When assigning passwords, all built-in users’ passwords will be changed.
# To automatically update passwords, run the following command in the Elasticsearch installation directory.
./bin/elasticsearch-setup-passwords auto

# Example output:
# Changed password for user elastic
# PASSWORD elastic = dd6mjMiemZlAKfOXkUAm

# To manually update passwords, run the following command in the Elasticsearch installation directory.
./bin/elasticsearch-setup-passwords interactive
This step is necessary to create a new user after enabling Elasticsearch security.
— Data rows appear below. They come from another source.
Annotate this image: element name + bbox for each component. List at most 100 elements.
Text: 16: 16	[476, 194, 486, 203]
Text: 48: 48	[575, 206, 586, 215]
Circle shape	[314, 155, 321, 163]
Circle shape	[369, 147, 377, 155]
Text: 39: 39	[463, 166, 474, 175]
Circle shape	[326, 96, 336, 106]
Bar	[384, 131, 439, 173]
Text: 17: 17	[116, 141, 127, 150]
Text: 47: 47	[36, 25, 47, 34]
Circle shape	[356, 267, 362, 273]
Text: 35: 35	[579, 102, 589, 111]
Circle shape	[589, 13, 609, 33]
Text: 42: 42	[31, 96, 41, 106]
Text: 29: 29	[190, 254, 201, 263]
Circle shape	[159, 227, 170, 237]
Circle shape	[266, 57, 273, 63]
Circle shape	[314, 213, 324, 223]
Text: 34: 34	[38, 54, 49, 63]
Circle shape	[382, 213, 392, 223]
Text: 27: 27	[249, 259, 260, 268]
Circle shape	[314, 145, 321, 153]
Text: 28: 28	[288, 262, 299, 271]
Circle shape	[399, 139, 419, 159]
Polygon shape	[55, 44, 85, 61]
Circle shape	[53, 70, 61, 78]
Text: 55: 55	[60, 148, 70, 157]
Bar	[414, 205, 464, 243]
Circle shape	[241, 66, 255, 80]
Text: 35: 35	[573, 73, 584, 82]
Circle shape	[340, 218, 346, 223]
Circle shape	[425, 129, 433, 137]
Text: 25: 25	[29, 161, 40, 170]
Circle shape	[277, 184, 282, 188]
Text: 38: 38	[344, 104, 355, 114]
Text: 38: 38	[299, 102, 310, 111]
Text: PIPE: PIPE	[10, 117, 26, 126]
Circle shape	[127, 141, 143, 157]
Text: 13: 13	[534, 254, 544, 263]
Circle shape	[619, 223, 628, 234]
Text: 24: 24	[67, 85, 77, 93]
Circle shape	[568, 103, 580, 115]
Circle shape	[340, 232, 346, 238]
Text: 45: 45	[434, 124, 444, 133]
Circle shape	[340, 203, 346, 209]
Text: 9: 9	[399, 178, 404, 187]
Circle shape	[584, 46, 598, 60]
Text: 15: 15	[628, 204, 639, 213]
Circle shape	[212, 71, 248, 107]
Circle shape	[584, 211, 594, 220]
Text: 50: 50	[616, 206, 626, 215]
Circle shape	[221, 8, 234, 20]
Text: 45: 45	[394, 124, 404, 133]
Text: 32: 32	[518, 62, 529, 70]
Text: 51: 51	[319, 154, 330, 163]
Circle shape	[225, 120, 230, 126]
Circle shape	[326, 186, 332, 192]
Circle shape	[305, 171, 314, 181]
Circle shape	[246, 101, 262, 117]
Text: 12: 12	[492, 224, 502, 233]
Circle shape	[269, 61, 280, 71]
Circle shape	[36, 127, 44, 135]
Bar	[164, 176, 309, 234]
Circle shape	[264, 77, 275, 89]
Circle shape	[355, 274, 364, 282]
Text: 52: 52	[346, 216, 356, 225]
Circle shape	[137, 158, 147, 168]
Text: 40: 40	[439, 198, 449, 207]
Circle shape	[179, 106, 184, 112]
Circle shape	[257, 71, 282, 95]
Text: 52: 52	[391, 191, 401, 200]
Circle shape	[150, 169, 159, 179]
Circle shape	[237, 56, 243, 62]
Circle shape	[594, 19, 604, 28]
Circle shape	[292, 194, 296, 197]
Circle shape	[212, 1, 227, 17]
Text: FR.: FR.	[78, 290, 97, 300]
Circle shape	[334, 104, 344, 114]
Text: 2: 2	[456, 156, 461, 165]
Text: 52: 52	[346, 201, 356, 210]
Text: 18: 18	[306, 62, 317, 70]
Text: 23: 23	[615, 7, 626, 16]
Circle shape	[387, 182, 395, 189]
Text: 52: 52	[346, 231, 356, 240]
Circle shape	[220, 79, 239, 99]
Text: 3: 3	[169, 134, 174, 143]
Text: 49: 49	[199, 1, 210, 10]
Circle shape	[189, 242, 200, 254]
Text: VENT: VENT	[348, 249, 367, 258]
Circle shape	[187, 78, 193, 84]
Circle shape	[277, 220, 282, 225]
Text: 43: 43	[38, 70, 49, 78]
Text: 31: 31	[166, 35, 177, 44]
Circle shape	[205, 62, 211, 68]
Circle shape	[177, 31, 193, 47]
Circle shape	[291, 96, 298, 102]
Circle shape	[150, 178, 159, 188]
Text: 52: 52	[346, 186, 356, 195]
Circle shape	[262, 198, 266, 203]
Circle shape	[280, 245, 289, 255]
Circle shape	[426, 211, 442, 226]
These credentials can also be defined in Apinizer API Manager.

Adding Users

To add or update a new user, make the following request. In the request, a new user with username apinizer_es_cluster, password apinizer, and role superuser has been added.
If user information is updated, it will return as “created” : false.
# For Windows;
curl -X POST -u <USERNAME>:<PASSWORD> "http://<ELASTICSEARCH_IP_ADDRESS>:<PORT>/_security/user/apinizer_es_cluster?pretty" -H "Content-Type:application/json" -d "{\"password\":\"apinizer\", \"roles\":[\"superuser\"], \"full_name\":\"Apinizer Elasticsearch Cluster\",\"email\" : \"[email protected]\"}"

# For Linux;
curl -X POST -u <USERNAME>:<PASSWORD> "http://<ELASTICSEARCH_IP_ADDRESS>:<PORT>/_security/user/apinizer_es_cluster?pretty" -H "Content-Type:application/json" -d '{"password":"apinizer", "roles":["superuser"], "full_name":"Apinizer Elasticsearch Cluster","email" : "[email protected]"}'
Example output: 
{
  "created" : true
}

Password Reset

To change the password: 
bin/elasticsearch-users passwd <USERNAME>
If the above command doesn’t work and the passwords of users in Elasticsearch are lost, you can recover the cluster by creating a new user from the command line. You can update the password information with the existing username using the credentials of the user you created. 
bin/elasticsearch-users useradd <NEW_USERNAME> -p <NEW_PASSWORD> -r superuser

curl -X POST "http://<ELASTICSEARCH_IP_ADDRESS>:<PORT>/_security/user/<OLD_USERNAME>/_password?pretty" -H 'Content-Type: application/json' -d' {
  "password" : "<OLD_USERNAMES_NEW_PASSWORD>"
} '
Additionally;
  • When sending requests through API testing tools like Postman, Authorization: Basic <base64 encoded username:password> information must be added to the request’s header field. 
    # For example;
Authorization: Basic YXBpbml6ZXJfZXNfY2x1c3RlcjphcGluaXplcg==
  • To manage users through Kibana, go to Stack Management > Security > User from the menu. The following fields must be added to the Kibana configuration file /config/kibana.yml. 
    elasticsearch.username: "apinizer_es_cluster"
elasticsearch.password: "apinizer"
Additional commands; 
# Getting information about the authenticated user
curl -X GET -u apinizer_es_cluster:apinizer "http://<ELASTICSEARCH_IP_ADDRESS>:<PORT>/_security/_authenticate?pretty"

# Users can be enabled or disabled.
curl -X PUT -u apinizer_es_cluster:apinizer "http://<ELASTICSEARCH_IP_ADDRESS>:<PORT>/_xpack/security/user/apinizer_es_cluster/_enable"
curl -X PUT -u apinizer_es_cluster:apinizer "http://<ELASTICSEARCH_IP_ADDRESS>:<PORT>/_xpack/security/user/apinizer_es_cluster/_disable"

Apinizer Configuration

The username and password of the defined user are configured from the Elasticsearch Clusters page in Apinizer Manager Console.
Elasticsearch Clusters - Authentication

Apinizer - Elasticsearch Clusters page - Authentication configuration

1

Enabling authentication

Enable the authentication switch button.
2

Entering credentials

Enter the username and password information.